Dans mon association, le responsable ne me dit trop rien. Mais une fois, il m’a appelée très en colère car il a su que j’étais allée en pleine nuit chez une personne dont je m’occupe car elle était tombée. J’avais donné mon numéro de téléphone au service de téléassistance et comme son fils ne répondait pas, ils m’ont appelée. Qu’est-ce que je pouvais faire ? Je n’allais pas laisser la dame comme ça !
D’après vous, c’est quoi une bonne aide à domicile ?
Une bonne aide à domicile c’est celle qui arrive à gagner la confiance de la personne pour qu’elle se sente bien avec elle. Quand on arrive, il faut d’abord essayer de créer un bon contact, de connaître la personne, ses habitudes, ce qu’elle aime et ce dont elle a besoin. Il faut pouvoir faire le travail sans que la personne nous dise quoi faire. Il faut anticiper, prendre des initiatives. Surtout que certaines personnes ne peuvent plus nous le dire. Gérer le quotidien d’une personne qui ne peut plus rien faire, ce n’est pas rien. Il faut penser à tout.
Et puis surtout, il faut les respecter, ne pas les tutoyer ou les infantiliser. Ce ne sont pas des enfants !

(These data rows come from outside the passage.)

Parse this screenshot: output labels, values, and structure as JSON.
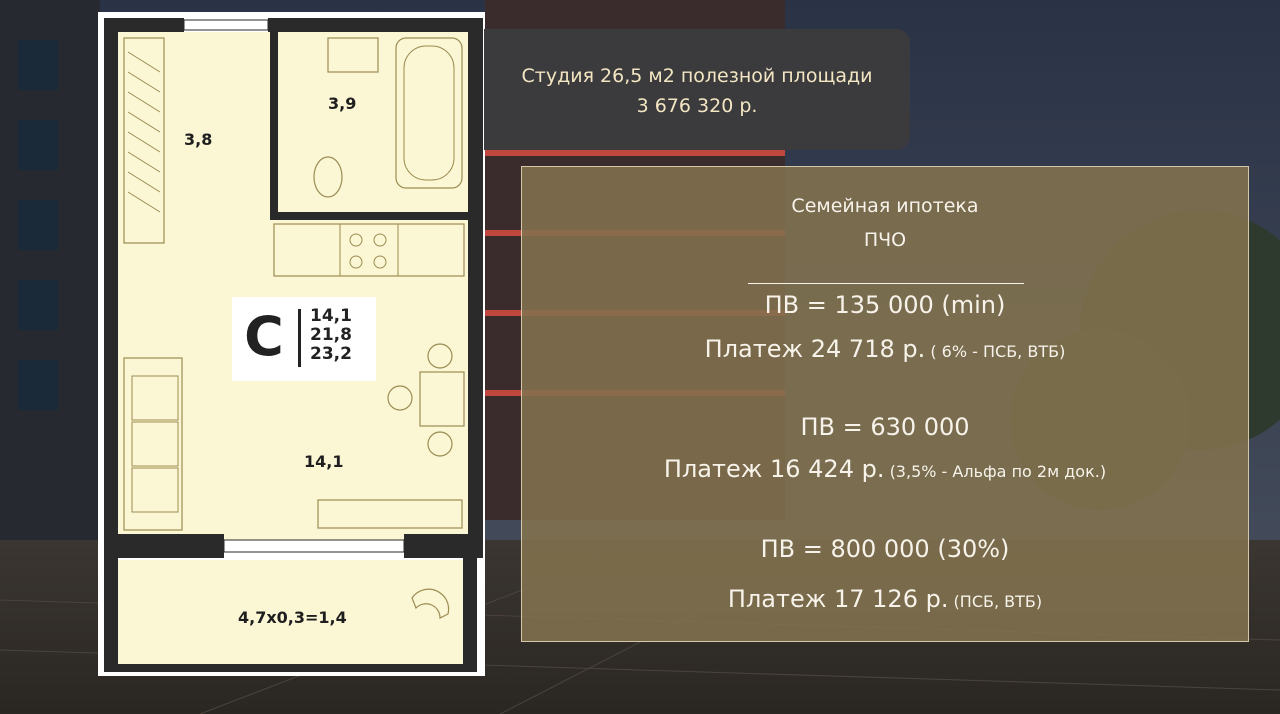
{
  "plan": {
    "rooms": {
      "hall": "3,8",
      "bath": "3,9",
      "living": "14,1",
      "balcony": "4,7x0,3=1,4"
    },
    "badge": {
      "letter": "С",
      "values": [
        "14,1",
        "21,8",
        "23,2"
      ]
    }
  },
  "header": {
    "title": "Студия 26,5 м2 полезной площади",
    "price": "3 676 320 р."
  },
  "mortgage": {
    "heading": "Семейная ипотека",
    "subheading": "ПЧО",
    "options": [
      {
        "down": "ПВ = 135 000 (min)",
        "payment": "Платеж 24 718 р.",
        "note": "( 6% - ПСБ, ВТБ)"
      },
      {
        "down": "ПВ = 630 000",
        "payment": "Платеж 16 424 р.",
        "note": "(3,5% - Альфа по 2м док.)"
      },
      {
        "down": "ПВ = 800 000 (30%)",
        "payment": "Платеж 17 126 р.",
        "note": "(ПСБ, ВТБ)"
      }
    ]
  },
  "colors": {
    "floor": "#fbf6d4",
    "wall": "#2a2a2a",
    "title_bg": "#3b3b3d",
    "title_text": "#f3e6c2",
    "mortgage_bg": "#82724e"
  }
}
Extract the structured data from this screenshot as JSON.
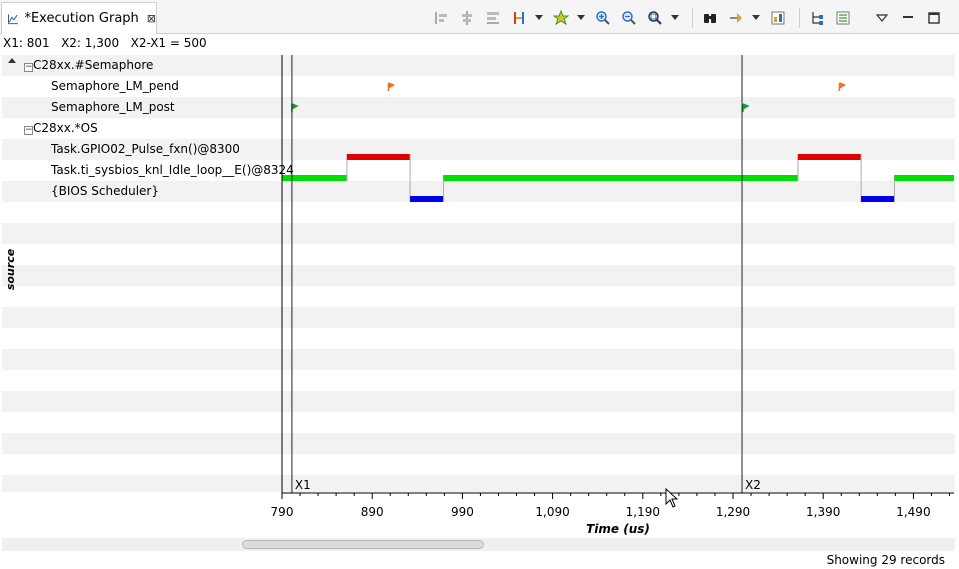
{
  "tab": {
    "title": "*Execution Graph",
    "close_glyph": "⊠"
  },
  "toolbar": {
    "icons": [
      "align-left-icon",
      "align-center-icon",
      "align-group-icon",
      "measure-icon",
      "pin-icon",
      "zoom-in-icon",
      "zoom-out-icon",
      "zoom-fit-icon",
      "find-icon",
      "goto-icon",
      "properties-icon",
      "tree-icon",
      "list-icon",
      "view-menu-icon",
      "minimize-icon",
      "maximize-icon"
    ]
  },
  "cursor_info": {
    "x1": "X1: 801",
    "x2": "X2: 1,300",
    "delta": "X2-X1 = 500"
  },
  "side_label": "source",
  "rows": [
    {
      "label": "C28xx.#Semaphore",
      "group": true
    },
    {
      "label": "Semaphore_LM_pend",
      "group": false
    },
    {
      "label": "Semaphore_LM_post",
      "group": false
    },
    {
      "label": "C28xx.*OS",
      "group": true
    },
    {
      "label": "Task.GPIO02_Pulse_fxn()@8300",
      "group": false
    },
    {
      "label": "Task.ti_sysbios_knl_Idle_loop__E()@8324",
      "group": false
    },
    {
      "label": "{BIOS Scheduler}",
      "group": false
    }
  ],
  "chart_data": {
    "type": "gantt",
    "xlabel": "Time  (us)",
    "xlim": [
      790,
      1535
    ],
    "ticks": [
      790,
      890,
      990,
      1090,
      1190,
      1290,
      1390,
      1490
    ],
    "tick_labels": [
      "790",
      "890",
      "990",
      "1,090",
      "1,190",
      "1,290",
      "1,390",
      "1,490"
    ],
    "markers": [
      {
        "label": "X1",
        "x": 801
      },
      {
        "label": "X2",
        "x": 1300
      }
    ],
    "extra_lines": [
      790
    ],
    "colors": {
      "GPIO02_Pulse": "#e00000",
      "Idle": "#00dd00",
      "Scheduler": "#0000e6",
      "pend": "#f07020",
      "post": "#10a030"
    },
    "task_segments": [
      {
        "row": 5,
        "start": 790,
        "end": 862,
        "color": "#00dd00"
      },
      {
        "row": 4,
        "start": 862,
        "end": 932,
        "color": "#e00000"
      },
      {
        "row": 6,
        "start": 932,
        "end": 969,
        "color": "#0000e6"
      },
      {
        "row": 5,
        "start": 969,
        "end": 1362,
        "color": "#00dd00"
      },
      {
        "row": 4,
        "start": 1362,
        "end": 1432,
        "color": "#e00000"
      },
      {
        "row": 6,
        "start": 1432,
        "end": 1469,
        "color": "#0000e6"
      },
      {
        "row": 5,
        "start": 1469,
        "end": 1535,
        "color": "#00dd00"
      }
    ],
    "events": [
      {
        "row": 1,
        "x": 908,
        "color": "#f07020"
      },
      {
        "row": 2,
        "x": 801,
        "color": "#10a030"
      },
      {
        "row": 1,
        "x": 1408,
        "color": "#f07020"
      },
      {
        "row": 2,
        "x": 1301,
        "color": "#10a030"
      }
    ]
  },
  "status": "Showing 29 records"
}
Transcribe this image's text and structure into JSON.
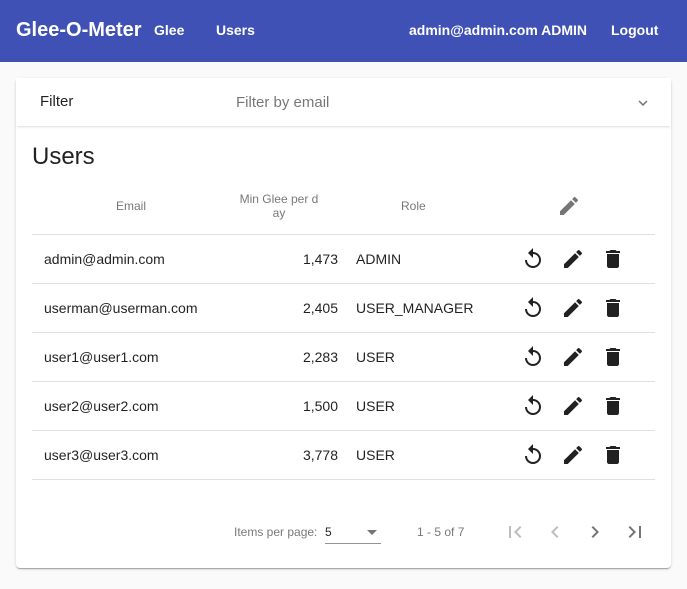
{
  "app": {
    "title": "Glee-O-Meter",
    "nav": [
      "Glee",
      "Users"
    ],
    "user_label": "admin@admin.com ADMIN",
    "logout_label": "Logout",
    "accent_color": "#3f51b5"
  },
  "filter": {
    "title": "Filter",
    "placeholder": "Filter by email",
    "expand_icon": "chevron-down-icon"
  },
  "users": {
    "title": "Users",
    "columns": {
      "email": "Email",
      "min_glee_line1": "Min Glee per d",
      "min_glee_line2": "ay",
      "role": "Role",
      "actions_icon": "edit-icon"
    },
    "rows": [
      {
        "email": "admin@admin.com",
        "min_glee": "1,473",
        "role": "ADMIN"
      },
      {
        "email": "userman@userman.com",
        "min_glee": "2,405",
        "role": "USER_MANAGER"
      },
      {
        "email": "user1@user1.com",
        "min_glee": "2,283",
        "role": "USER"
      },
      {
        "email": "user2@user2.com",
        "min_glee": "1,500",
        "role": "USER"
      },
      {
        "email": "user3@user3.com",
        "min_glee": "3,778",
        "role": "USER"
      }
    ],
    "row_action_icons": [
      "reset-icon",
      "edit-icon",
      "delete-icon"
    ]
  },
  "paginator": {
    "items_per_page_label": "Items per page:",
    "page_size": "5",
    "range_label": "1 - 5 of 7",
    "icons": [
      "first-page-icon",
      "previous-page-icon",
      "next-page-icon",
      "last-page-icon"
    ]
  }
}
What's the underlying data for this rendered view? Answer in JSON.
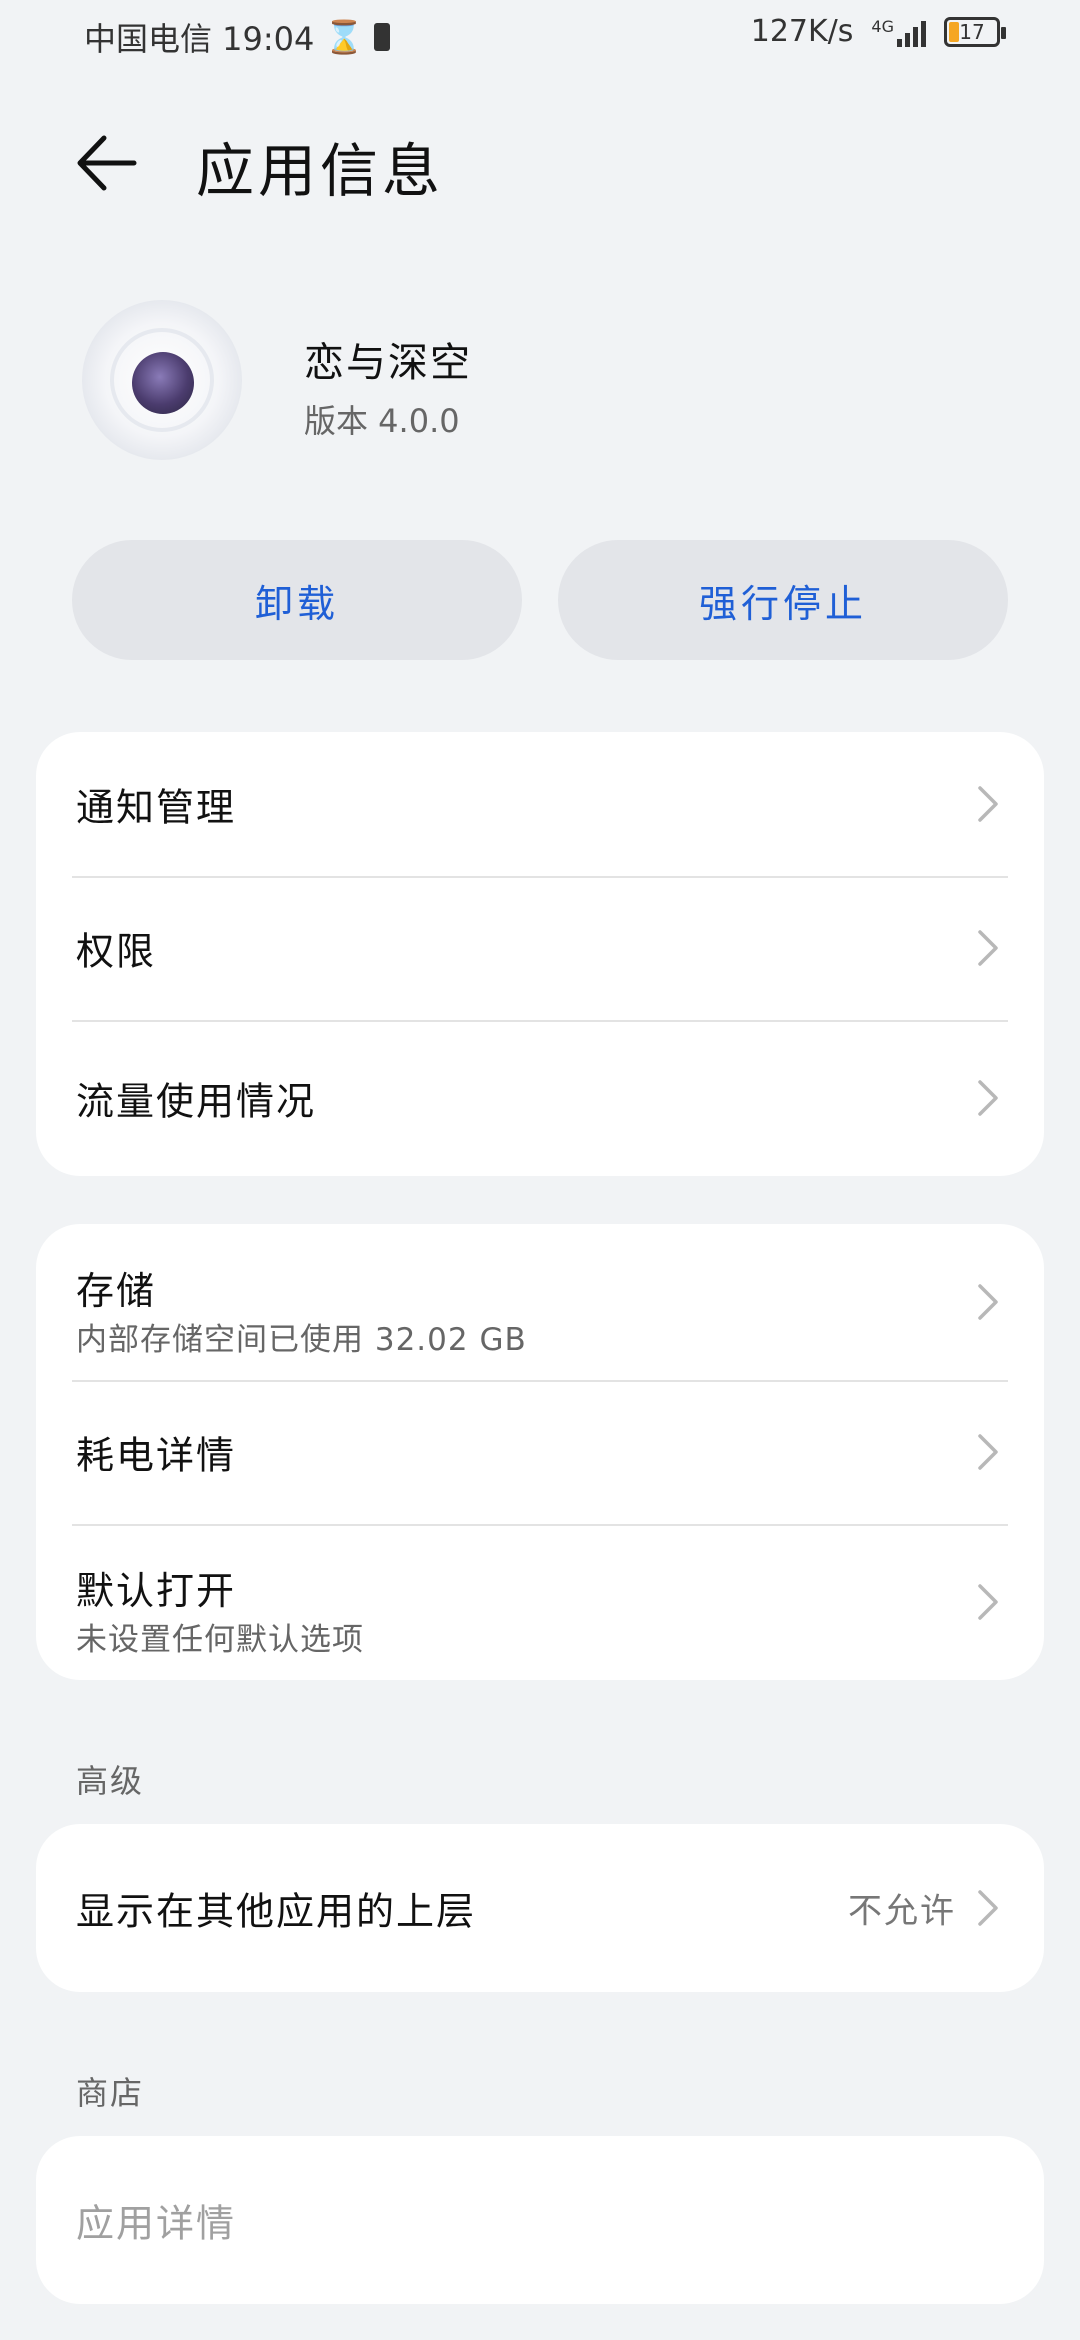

Pour moi, il faut essayer le plus possible qu’elles gardent leur autonomie. Il faut les stimuler par des jeux par exemple et les laisser faire ce qui est encore possible comme éplucher les légumes ou essuyer la vaisselle. Il ne faut jamais changer leurs habitudes. Par exemple, déplacer un objet ailleurs. La personne sera déstabilisée car elle vit dans son univers depuis très longtemps. C’est à nous de nous adapter à la personne et pas l’inverse.
Si vous aviez le choix, qu’est-ce que vous aimeriez faire ?
J’aimerais être infirmière comme avant mais je n’ai plus le courage de reprendre mes études. Alors, je pense que je vais faire une VAE pour devenir aide-soignante à domicile. J’aime bien les soins. Mais je voudrais continuer mon métier d’aide à domicile aussi car il est varié. Je trouve que l’hygiène pour une personne âgée est essentielle. Souvent, quand je suis chez une personne et que le service infirmier passe, je vois bien qu’ils ne prennent pas le temps de faire la toilette correctement. Souvent, c’est un petit coup de gant sur le visage et les parties intimes.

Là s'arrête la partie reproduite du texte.